Feminismo
Las pioneras del feminismo y la doctrina Monroe

Retrato
El movimiento de mujeres organizadas en torno a la ciudadanía dominicana surge de la lucha antiimperialista contra la primera intervención estadounidense en el país (1916–1924). Sus raíces se afirman en un pensamiento crítico frente a la doctrina Monroe de 1823, principio que justificó la injerencia norteamericana en la región y que, más de un siglo después, ha sido reactivado bajo la administración trumpista.
El rescate de los archivos de la revista Fémina, dirigida por Petronila Angélica Gómez Brea, pone en evidencia una verdad histórica que interpela las posturas actuales de mujeres y hombres. Más aún, si recordamos que nuestras pioneras, privadas de derechos civiles y políticos, asumieron con valentía un rol que marcó el rumbo de la ciudadanía femenina en el país.
En 1922, fueron las primeras en alertar, con recelo y desconfianza, sobre el supuesto plan de desocupación que circulaba entre las organizaciones cívicas, a las cuales pertenecían como maestras formadas en la metodología normalista. Específicamente se dirigieron a Federico Velázquez y Hernández, Juan Baustista Vicini Burgos y a Horacio Vásquez, quien sería luego presidente de la República Dominicana.
En su editorial “Amanecerá?...”, Petronila Angélica Gómez Brea advertía a los políticos dominicanos sobre los “tentáculos del monrealismo” con estas expresiones categóricas: “¡Ojalá que así sea! ¡Ojalá que, desoyendo la Casa Blanca los aviesos consejos del imperialismo, que tanto recelo y desconfianza han despertado contra los EE. UU., proceda esta vez con el tino y la equidad apetecidos!”… La expresión surge por vivir en carne propia las políticas impuestas por el general intervencionista Joseph H. Pendleton.
En 1923, las pioneras rescataron la entrevista imaginaria del profesor y feminista Francisco Amiama Gómez, titulada “Los muertos hablan.
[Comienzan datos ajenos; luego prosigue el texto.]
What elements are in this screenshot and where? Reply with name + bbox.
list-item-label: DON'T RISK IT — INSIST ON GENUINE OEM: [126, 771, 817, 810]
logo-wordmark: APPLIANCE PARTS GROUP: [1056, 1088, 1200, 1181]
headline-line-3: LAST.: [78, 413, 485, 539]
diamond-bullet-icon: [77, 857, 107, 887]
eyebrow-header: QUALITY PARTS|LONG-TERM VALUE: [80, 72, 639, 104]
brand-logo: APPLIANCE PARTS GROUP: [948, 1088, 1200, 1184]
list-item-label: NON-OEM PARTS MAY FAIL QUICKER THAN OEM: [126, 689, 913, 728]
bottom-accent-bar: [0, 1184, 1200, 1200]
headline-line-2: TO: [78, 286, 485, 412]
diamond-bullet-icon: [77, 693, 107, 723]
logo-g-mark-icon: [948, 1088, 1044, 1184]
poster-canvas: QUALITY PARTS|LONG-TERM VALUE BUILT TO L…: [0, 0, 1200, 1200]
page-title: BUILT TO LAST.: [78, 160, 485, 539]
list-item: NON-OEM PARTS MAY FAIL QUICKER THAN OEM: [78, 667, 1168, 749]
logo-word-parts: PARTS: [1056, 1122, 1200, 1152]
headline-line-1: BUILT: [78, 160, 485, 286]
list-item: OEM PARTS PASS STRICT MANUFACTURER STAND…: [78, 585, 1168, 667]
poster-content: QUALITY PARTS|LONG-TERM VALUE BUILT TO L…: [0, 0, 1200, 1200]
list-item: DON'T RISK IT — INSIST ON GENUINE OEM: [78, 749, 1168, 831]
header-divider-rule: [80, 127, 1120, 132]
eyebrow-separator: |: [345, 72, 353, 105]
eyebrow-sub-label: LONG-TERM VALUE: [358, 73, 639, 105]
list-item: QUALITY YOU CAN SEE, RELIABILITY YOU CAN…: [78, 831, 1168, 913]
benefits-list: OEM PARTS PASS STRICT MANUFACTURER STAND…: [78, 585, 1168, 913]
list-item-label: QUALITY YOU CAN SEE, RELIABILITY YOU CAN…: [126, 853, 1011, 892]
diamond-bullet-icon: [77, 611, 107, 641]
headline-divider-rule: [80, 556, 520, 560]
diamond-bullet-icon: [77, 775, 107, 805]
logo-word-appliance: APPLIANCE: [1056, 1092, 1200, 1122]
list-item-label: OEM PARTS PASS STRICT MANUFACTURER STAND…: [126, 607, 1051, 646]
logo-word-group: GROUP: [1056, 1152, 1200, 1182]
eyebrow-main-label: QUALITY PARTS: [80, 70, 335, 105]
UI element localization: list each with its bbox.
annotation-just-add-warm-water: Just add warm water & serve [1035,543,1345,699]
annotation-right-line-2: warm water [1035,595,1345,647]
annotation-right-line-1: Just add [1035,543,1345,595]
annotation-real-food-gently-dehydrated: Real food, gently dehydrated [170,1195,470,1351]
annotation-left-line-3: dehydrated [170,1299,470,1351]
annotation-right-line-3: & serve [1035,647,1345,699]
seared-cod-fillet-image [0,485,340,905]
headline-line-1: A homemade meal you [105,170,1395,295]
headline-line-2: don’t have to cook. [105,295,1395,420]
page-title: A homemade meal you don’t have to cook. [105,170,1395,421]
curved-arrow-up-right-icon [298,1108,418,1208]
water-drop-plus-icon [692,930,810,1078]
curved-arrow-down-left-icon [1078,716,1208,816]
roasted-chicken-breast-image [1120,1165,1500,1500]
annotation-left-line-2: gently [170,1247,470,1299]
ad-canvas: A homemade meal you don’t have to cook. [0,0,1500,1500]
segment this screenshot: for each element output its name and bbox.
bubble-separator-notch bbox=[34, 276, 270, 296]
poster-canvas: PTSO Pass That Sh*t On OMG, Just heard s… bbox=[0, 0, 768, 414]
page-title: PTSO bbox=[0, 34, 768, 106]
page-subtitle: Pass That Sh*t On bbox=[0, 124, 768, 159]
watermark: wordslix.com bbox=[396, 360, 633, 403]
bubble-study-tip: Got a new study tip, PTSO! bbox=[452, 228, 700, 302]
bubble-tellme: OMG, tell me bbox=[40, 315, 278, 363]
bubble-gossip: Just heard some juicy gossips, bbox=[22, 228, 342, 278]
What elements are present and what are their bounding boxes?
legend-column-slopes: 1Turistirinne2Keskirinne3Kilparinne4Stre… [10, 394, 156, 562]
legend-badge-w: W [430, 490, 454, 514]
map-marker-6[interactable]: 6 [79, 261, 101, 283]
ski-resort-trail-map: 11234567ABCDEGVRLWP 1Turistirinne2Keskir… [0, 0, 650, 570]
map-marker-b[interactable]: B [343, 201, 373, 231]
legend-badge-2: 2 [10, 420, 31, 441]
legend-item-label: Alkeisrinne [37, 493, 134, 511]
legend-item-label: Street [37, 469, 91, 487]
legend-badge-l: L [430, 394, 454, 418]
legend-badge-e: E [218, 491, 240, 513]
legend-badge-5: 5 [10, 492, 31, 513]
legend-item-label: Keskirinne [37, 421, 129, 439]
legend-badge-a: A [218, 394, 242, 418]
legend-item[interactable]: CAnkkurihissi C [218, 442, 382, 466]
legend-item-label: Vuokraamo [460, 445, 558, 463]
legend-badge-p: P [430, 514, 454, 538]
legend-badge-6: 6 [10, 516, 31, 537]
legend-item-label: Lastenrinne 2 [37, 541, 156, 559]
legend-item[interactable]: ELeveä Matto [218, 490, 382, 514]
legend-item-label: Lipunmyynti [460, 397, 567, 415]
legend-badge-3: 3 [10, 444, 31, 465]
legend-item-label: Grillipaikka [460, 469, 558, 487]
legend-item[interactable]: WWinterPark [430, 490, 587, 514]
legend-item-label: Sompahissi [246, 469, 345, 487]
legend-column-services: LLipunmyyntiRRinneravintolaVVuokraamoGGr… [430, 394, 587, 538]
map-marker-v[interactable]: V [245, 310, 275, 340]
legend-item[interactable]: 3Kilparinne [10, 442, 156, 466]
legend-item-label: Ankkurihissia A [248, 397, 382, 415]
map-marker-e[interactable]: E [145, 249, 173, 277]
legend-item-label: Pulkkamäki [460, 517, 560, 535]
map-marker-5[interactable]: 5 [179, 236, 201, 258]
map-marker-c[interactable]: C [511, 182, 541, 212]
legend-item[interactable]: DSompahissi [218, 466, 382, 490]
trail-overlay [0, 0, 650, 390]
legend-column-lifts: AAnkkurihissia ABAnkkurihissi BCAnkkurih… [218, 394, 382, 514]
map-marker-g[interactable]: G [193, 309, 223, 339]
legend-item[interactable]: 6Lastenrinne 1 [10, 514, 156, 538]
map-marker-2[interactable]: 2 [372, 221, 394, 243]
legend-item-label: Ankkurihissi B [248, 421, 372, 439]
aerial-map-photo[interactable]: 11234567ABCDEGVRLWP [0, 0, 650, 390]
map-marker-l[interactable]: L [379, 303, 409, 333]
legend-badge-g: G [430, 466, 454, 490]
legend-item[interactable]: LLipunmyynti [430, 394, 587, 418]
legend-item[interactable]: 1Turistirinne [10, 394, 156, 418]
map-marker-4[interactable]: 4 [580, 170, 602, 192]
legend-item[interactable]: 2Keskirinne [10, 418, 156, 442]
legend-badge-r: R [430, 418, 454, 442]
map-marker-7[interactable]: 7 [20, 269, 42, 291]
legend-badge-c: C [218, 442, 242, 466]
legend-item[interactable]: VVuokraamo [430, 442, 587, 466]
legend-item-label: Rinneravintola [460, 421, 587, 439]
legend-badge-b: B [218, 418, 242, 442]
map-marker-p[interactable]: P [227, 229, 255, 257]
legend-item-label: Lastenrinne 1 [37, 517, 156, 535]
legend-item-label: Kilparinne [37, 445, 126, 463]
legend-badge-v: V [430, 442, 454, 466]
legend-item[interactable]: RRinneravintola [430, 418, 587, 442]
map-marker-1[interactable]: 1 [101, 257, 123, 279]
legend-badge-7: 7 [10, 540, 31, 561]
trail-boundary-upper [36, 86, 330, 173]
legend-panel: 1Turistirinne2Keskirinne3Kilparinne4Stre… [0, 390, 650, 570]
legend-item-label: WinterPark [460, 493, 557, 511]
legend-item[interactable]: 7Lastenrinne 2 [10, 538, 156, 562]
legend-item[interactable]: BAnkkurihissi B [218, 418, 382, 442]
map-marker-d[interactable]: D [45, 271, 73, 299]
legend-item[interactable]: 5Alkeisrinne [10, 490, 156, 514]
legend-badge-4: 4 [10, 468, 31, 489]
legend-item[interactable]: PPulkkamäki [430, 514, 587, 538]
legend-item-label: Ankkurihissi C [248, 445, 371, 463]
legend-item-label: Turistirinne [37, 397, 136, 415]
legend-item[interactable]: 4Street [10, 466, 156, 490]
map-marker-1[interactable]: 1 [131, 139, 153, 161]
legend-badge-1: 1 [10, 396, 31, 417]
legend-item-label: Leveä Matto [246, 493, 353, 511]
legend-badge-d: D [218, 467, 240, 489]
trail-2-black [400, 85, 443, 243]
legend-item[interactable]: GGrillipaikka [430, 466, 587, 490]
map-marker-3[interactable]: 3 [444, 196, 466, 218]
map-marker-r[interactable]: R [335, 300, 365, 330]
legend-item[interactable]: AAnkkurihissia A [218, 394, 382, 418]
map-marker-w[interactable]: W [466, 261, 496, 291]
Diálogo entre José Martí y Eugenio María de Hostos”. A través de este recurso, se colocó en voz de los pensadores antillanos la propuesta de solución frente al imperialismo estadounidense que sometía al Caribe, repasando las ideas de una unión necesaria entre todas las naciones de América.
Así Martí y Hostos, los imaginarios, hablan de la unidad de las Américas, ante los atentados imperialistas:
Martí —¿Crees tú —Hermano Eugenio María— que se hermanarán todos estos pueblos?
Hostos —Con más sólidos vínculos que los que quiso atar Bolívar en el 1822, cuando —como visionario— vio la garganta de Darién próxima a ser abierta en canal entre mar y mar.
Martí —Tienes razón; yo creo también que la común necesidad reunirá a las 20 Repúblicas del Habla Común en una Potencia de primer orden que se denominará Los Estados Unidos de la América Latina que será la balanza del Nuevo Mundo y el balancín del desquiciado Mundo que hoy arde en guerra insana. (...)
Sin dudas, ante la vida bajo la sombra de la intervención militar estadounidense, que justificaba su presencia con el discurso de “orden y progreso”, la revista Fémina (1922-1939) fue el espacio donde las mujeres dominicanas leyeron, imaginaron y articularon un pensamiento crítico sobre la soberanía, la educación y la ciudadanía.
El gran aporte de estas pioneras fue vincular la lucha por los derechos de las mujeres con la resistencia ante las huestes intervencionistas. Para ellas, la emancipación de la mujer no podía darse en un país sometido, invadido. Así, el feminismo dominicano de los años veinte se convirtió en un movimiento doblemente emancipador: contra el patriarcado y contra el imperialismo. Todo esto está documentado en más de 300 archivos.